A recent study from the nonprofit American Forests that measured canopy cover across the U.S. identified stark inequalities. Neighborhoods that are majority people of color have, on average, 33% less tree canopy than majority-white communities, the research found. And the poorest neighborhoods have 41% less canopy than the wealthiest ones. These kinds of disparities are another factor in assessing the success of tree-planting efforts.
Be Ready for Climate Change
Many cities may have close association with a particular tree — lindens in Berlin, plane trees in London, palm trees in Los Angeles — but that does not mean those species will always be the most resilient choice for the future. Though iconic, L.A.’s palm trees are slowly dying from both disease and old age, and most will not be replaced. Instead, the city will swap them out for trees that offer more shade and require less water.
Heat island effects already make cities considerably warmer than their rural hinterlands — as Wood notes, nighttime temperatures in London can be as much as 10 degrees Celsius (18 Fahrenheit) higher than in the surrounding countryside. That means that non-native species can be the best choices in cities, where intense human activity has to an extent estranged climates from their broader surroundings.
As climate change makes epidemics increasingly likely for plants as well as people, it’s also important to make sure new tree plantings are not too homogenous. With 500 species of trees, London already performs well for this, meaning it is more likely to avoid the fate of cities that have seen most of their trees wiped out at once.
“Diversity is key to resilience,” says Wood. “Milwaukee was once a monoculture of elms, which meant that when Dutch elm disease arrived in the 1970s, more or less the entire city had to be felled. Going back further, New York used to be filled with American chestnuts, all of which died in the early 20th century.”
Climate considerations are particularly complex in drought-prone hot cities, where larger trees that cool the environment may also require more water. For L.A., that’s meant a balancing act — and a tree-planting strategy that’s less focused simply on tree volume.

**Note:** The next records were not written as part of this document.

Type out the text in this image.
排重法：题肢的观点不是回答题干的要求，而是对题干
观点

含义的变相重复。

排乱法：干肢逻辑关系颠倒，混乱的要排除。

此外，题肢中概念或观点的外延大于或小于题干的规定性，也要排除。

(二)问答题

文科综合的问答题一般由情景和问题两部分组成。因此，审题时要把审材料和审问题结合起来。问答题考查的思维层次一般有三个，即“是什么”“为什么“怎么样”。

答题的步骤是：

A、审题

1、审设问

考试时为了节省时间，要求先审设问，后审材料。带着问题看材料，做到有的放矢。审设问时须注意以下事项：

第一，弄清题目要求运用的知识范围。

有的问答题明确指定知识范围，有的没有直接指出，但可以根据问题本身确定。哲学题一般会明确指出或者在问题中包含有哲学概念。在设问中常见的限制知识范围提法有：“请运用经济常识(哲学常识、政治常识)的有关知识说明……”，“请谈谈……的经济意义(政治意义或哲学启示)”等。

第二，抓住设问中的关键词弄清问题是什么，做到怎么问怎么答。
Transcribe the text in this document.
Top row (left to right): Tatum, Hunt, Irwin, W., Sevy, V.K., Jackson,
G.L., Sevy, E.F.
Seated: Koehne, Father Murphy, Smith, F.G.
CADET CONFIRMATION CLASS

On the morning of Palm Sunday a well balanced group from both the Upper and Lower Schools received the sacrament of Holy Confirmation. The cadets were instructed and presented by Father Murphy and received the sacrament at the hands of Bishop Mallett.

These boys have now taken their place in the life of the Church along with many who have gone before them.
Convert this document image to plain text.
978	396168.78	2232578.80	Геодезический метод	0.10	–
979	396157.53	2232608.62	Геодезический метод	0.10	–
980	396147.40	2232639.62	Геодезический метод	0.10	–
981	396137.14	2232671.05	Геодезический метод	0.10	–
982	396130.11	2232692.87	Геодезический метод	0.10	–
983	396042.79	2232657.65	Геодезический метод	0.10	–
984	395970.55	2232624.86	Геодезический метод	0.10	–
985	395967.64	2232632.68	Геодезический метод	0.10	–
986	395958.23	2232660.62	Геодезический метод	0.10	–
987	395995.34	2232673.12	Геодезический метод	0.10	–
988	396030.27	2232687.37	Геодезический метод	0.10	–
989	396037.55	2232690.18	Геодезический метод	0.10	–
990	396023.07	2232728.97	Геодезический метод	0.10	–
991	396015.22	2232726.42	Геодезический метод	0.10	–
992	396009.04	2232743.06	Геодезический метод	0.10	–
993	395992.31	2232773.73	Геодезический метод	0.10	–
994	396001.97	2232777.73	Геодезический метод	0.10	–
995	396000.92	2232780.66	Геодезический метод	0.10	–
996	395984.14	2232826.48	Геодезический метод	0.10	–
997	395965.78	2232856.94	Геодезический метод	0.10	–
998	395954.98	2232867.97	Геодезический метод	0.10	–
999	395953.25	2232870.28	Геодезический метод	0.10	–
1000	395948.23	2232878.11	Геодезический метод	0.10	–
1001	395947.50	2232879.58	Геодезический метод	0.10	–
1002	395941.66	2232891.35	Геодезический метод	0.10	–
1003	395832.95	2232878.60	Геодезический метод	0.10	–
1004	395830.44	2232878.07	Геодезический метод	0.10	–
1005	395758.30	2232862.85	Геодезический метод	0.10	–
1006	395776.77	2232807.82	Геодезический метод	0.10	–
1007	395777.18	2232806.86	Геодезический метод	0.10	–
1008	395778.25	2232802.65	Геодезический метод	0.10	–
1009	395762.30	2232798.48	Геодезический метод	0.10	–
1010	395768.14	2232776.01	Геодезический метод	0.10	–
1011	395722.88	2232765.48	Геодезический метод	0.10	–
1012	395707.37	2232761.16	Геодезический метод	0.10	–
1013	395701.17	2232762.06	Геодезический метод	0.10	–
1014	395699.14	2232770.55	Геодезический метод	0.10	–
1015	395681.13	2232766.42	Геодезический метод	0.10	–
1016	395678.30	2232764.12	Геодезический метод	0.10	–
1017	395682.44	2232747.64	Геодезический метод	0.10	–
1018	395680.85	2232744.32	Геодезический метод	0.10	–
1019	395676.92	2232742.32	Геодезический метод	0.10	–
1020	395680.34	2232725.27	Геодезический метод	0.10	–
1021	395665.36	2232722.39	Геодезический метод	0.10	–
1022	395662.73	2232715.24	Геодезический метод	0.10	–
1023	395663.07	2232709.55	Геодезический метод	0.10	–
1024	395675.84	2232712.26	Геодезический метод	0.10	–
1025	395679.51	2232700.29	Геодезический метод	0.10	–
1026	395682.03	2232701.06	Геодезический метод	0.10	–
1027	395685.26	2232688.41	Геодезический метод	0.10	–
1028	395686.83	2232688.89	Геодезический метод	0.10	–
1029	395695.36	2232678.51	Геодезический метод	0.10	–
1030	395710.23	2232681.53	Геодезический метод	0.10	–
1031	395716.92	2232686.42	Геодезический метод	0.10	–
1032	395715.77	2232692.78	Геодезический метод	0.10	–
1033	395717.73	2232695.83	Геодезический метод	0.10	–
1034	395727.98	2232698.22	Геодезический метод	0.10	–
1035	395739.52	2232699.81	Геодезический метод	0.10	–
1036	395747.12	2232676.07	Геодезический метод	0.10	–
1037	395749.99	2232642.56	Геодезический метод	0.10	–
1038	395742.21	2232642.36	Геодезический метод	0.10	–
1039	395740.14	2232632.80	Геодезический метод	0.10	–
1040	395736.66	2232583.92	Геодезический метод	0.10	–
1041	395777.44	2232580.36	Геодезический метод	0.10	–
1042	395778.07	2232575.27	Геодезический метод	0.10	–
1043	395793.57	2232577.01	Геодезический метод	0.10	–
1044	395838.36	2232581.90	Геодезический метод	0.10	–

In 2019, L.A. Mayor Eric Garcetti kicked off a new tree-planting initiative with a more modest goal — 90,000 trees by 2021, or 30,000 trees each year — and more focus on tree maintenance. He hired Rachel Malarich to be the city’s first forest manager, and one of her first jobs is to develop a plan to respond to the drought. The city is also building out its first tree inventory since the ’90s, which will help officials monitor trees that are stressed.
As for the new trees, the city has planted a little more than half its goal — after a slowdown due to the pandemic and related budget cuts — and she says they’ll continue even after the original target year of 2021. They’ll give more consideration to species that are more climate resilient, choosing from a list put together by McPherson and other Forest Service researchers behind the Climate Ready Trees research project.
“L.A. has a long history of importing from other Mediterranean climates,” says Malarich, “and the main addition of the trees that we may be testing over time are ones from the Pacific Southwest area, that do well in hot dry climates.”